Tensions in the Teamsters strike against the area's largest concrete supplier, Virginia Concrete Co., escalated sharply yesterday as the company brought in 100 drivers from Florida and Georgia to begin manning concrete trucks.
Officials from Teamsters Local 639 said the move violates a federal law "prohibiting the importation of strikebreakers" and complained to the U.S. attorney's office in Alexandria and the FBI.
"Any time a company brings in scabs and goons, it's going to increase tensions," said union local president Philip Feaster.
"The use of temporary replacements in no way violates federal law ," said Tom Wotring, an attorney representing Virginia Concrete in its labor negotiations.
"We did this to service our customers, pure and simple."
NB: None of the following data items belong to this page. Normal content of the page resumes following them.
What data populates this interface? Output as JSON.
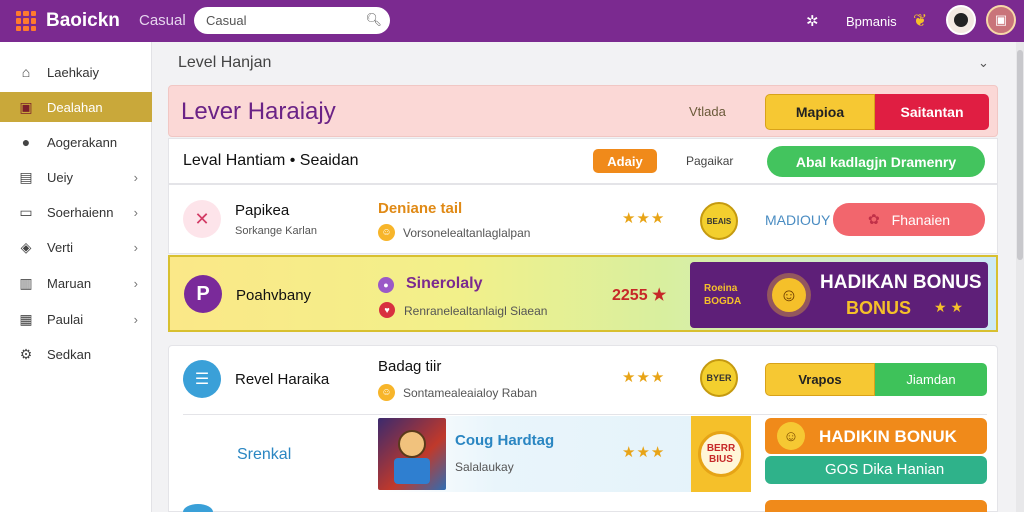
{
  "topbar": {
    "brand": "Baoickn",
    "category": "Casual",
    "search_value": "Casual",
    "user_label": "Bpmanis"
  },
  "sidebar": {
    "items": [
      {
        "label": "Laehkaiy",
        "icon": "home-icon",
        "chevron": false
      },
      {
        "label": "Dealahan",
        "icon": "badge-icon",
        "chevron": false
      },
      {
        "label": "Aogerakann",
        "icon": "user-icon",
        "chevron": false
      },
      {
        "label": "Ueiy",
        "icon": "book-icon",
        "chevron": true
      },
      {
        "label": "Soerhaienn",
        "icon": "window-icon",
        "chevron": true
      },
      {
        "label": "Verti",
        "icon": "tag-icon",
        "chevron": true
      },
      {
        "label": "Maruan",
        "icon": "basket-icon",
        "chevron": true
      },
      {
        "label": "Paulai",
        "icon": "chart-icon",
        "chevron": true
      },
      {
        "label": "Sedkan",
        "icon": "settings-icon",
        "chevron": false
      }
    ]
  },
  "breadcrumb": "Level Hanjan",
  "hero": {
    "title": "Lever Haraiajy",
    "tag": "Vtlada",
    "btn_primary": "Mapioa",
    "btn_secondary": "Saitantan"
  },
  "subheader": {
    "title": "Leval Hantiam • Seaidan",
    "apply": "Adaiy",
    "pager": "Pagaikar",
    "promo": "Abal  kadlagjn  Dramenry"
  },
  "rows": [
    {
      "name": "Papikea",
      "sub": "Sorkange Karlan",
      "title": "Deniane tail",
      "desc": "Vorsonelealtanlaglalpan",
      "stars": "★★★",
      "badge": "BEAIS",
      "action": "Fhanaien",
      "aside": "MADIOUY"
    },
    {
      "name": "Poahvbany",
      "title": "Sinerolaly",
      "desc": "Renranelealtanlaigl Siaean",
      "rating": "2255 ★",
      "banner_title": "HADIKAN BONUS",
      "banner_sub": "BONUS",
      "banner_left": "Roeina BOGDA"
    },
    {
      "name": "Revel Haraika",
      "title": "Badag  tiir",
      "desc": "Sontamealeaialoy Raban",
      "stars": "★★★",
      "badge": "BYER",
      "btn_primary": "Vrapos",
      "btn_secondary": "Jiamdan"
    },
    {
      "name": "Srenkal",
      "title": "Coug Hardtag",
      "desc": "Salalaukay",
      "stars": "★★★",
      "badge": "BERR BIUS",
      "bonus_title": "HADIKIN BONUK",
      "bonus_sub": "GOS Dika Hanian"
    }
  ],
  "colors": {
    "topbar": "#7b2a90",
    "active": "#c9a83a",
    "accent_red": "#e01e42",
    "accent_gold": "#f5c02a",
    "accent_green": "#3ec25a"
  }
}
The workers are employes of Florida Rock Industries, a Florida-based company that owns Virginia Concrete Co. Wotring said they were "only temporary replacements."
The presence of police also increased yesterday at the company's main Springfield plant. About three dozen Fairfax County police officers equipped with riot gear lined the roads into the plant and stood at the entrances.
Police said the sharp jump in the number of officers was in response to the number of trucks rolling out of the plant and to threats against the trucks.
Two picketers were struck and slightly injured by a concrete truck and one man, a laid-off construction worker, was arrested.
Although the level of rhetoric and tension appeared to escalate, union officials said there was only a single issue keeping them from accepting the package offered by Virginia Concrete last week -- the expiration date of the next contract.
In what it termed its "final offer," the company agreed to a 15 percent wage increase over three years, but insisted that the contract last only 30 months, expiring in November instead of May.
Union officials insist on a May expiration date because of the leverage a spring date provides compared to winter, when construction work is slow.
Both union and company officials said they were "willing to talk," although no talks were scheduled.
Virginia Concrete put more trucks and plants on line yesterday than at any time since the strike began on May 16, rolling 65 of 200 mixers out of three of 11 area plants.
The strike, which entered its third week yesterday, has taken the wind out of a construction boom in Northern Virginia, with scores of building projects delayed and workers laid off because construction managers cannot get concrete.
At the company's Springfield plant, the trucks had to run a gauntlet of angry, shouting picketers. Accounts of the incident in which the two men were hit varied. The union said the trucks did not slow to allow picketers to move out of the way. Police said the men refused to move as required by law.
The man who was arrested, Charles E. Hinders, 18, of McLean, was charged with obstructing free passage of vehicles and released on his own recognizance.
The striking drivers were joined on the picket line yesterday by a striking United Airlines pilot, Kevin Dillon, who came to show his solidarity with what he said were fellow operators of large vehicles.